The days after my mother died were a flood of memories, some from childhood, others more recent. I realized just how far our strained and tumultuous relationship had come from when I was a bratty and disrespectful teenager until November 11th.

I was grateful that she'd forgiven some of my more heinous crimes against her and that I had learned to really appreciate how much she sacrificed because she was my Mom. This realization struck me most intensely after I gave birth to my own daughter and I spent the past (almost) two years thanking my Mom for so many things I'd spent the years previous to that taking for granted.

I am glad we had that time together. I am grateful for that.

All the grief literature suggests that there are things left unsaid, regrets, apologies and forgiveness that need to be expressed. As I searched my mind, there was not a single thing that I left unsaid. My Mom and I talked a lot, about life in general and the day-to-day nitty gritty events of the daily grind.

We had some very special and connecting conversations over a cup of tea at Starbucks during many of our recent vacations together and I definitely was glad I saw my Mom in a whole new light from the one I saw previous to my relationship with Jesus.

We offered mutual apologies and forgivenesses, especially over the past six months, and it was a new beginning. I was hopeful for the future, but feel like it was cut short.


I learned a lot about her by telling each of her close friends and our family members that she had died that day.

I learned what a legacy of love she left for the lives she touched.

I am not pretending that my mother was always the easiest person to get along with, because she wasn't. However, it was abundantly clear just how much she loved the people closest to her and how much they loved her.


Of all the emotions I was left with after my Mom died, it was regret. One thing I wish I had been able to tell her that I agreed with her that her doctor, nurse and medical care team were doing the best that they could to take care of her. I was always so negative towards people I didn't even know and didn't stop to think that maybe my Mom was right about all of them.

When Dr. Das spent almost an hour with my Dad and I without having an appointment, a few days after she had passed away, I was stunned at the level of love, concern, and care this woman had for my mother. Likewise, I was equally shocked when she arrived at the visitation, as did my Mom's nurse.

No physician has a cure for hypersensitivity pneumonitis. But I now firmly believe her doctor and her care team did the best they could to help my mother fight to live with her failing lungs and ever-increasing oxygen needs.
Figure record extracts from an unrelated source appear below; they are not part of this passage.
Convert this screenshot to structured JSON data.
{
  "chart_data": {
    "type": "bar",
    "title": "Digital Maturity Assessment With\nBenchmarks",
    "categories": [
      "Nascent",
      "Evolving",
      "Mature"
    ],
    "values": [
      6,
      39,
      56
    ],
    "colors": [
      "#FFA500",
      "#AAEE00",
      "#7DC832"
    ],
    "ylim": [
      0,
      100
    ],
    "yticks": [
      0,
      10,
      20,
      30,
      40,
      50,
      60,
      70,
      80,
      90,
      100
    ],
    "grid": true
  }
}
At least I was able to tell her doctor thank you and let her know how much I appreciated what she did for my Mom throughout the past seven years.

If I had to summarize my Mom's legacy and the impression she left on my life, it would be this: 1) God loves you and is with you no matter where you go, 2) appreciate beauty through travel, the arts and music, 3) advocate for those less fortunate than yourself, including those with disabilities, 4) enjoy life up until the end (including going out to lunch with your husband of 47 years instead of dying in a hospital bed), and 5) be okay with who you are, even if some people don't like you for it.

My Mom is in heaven now. May she rest in peace.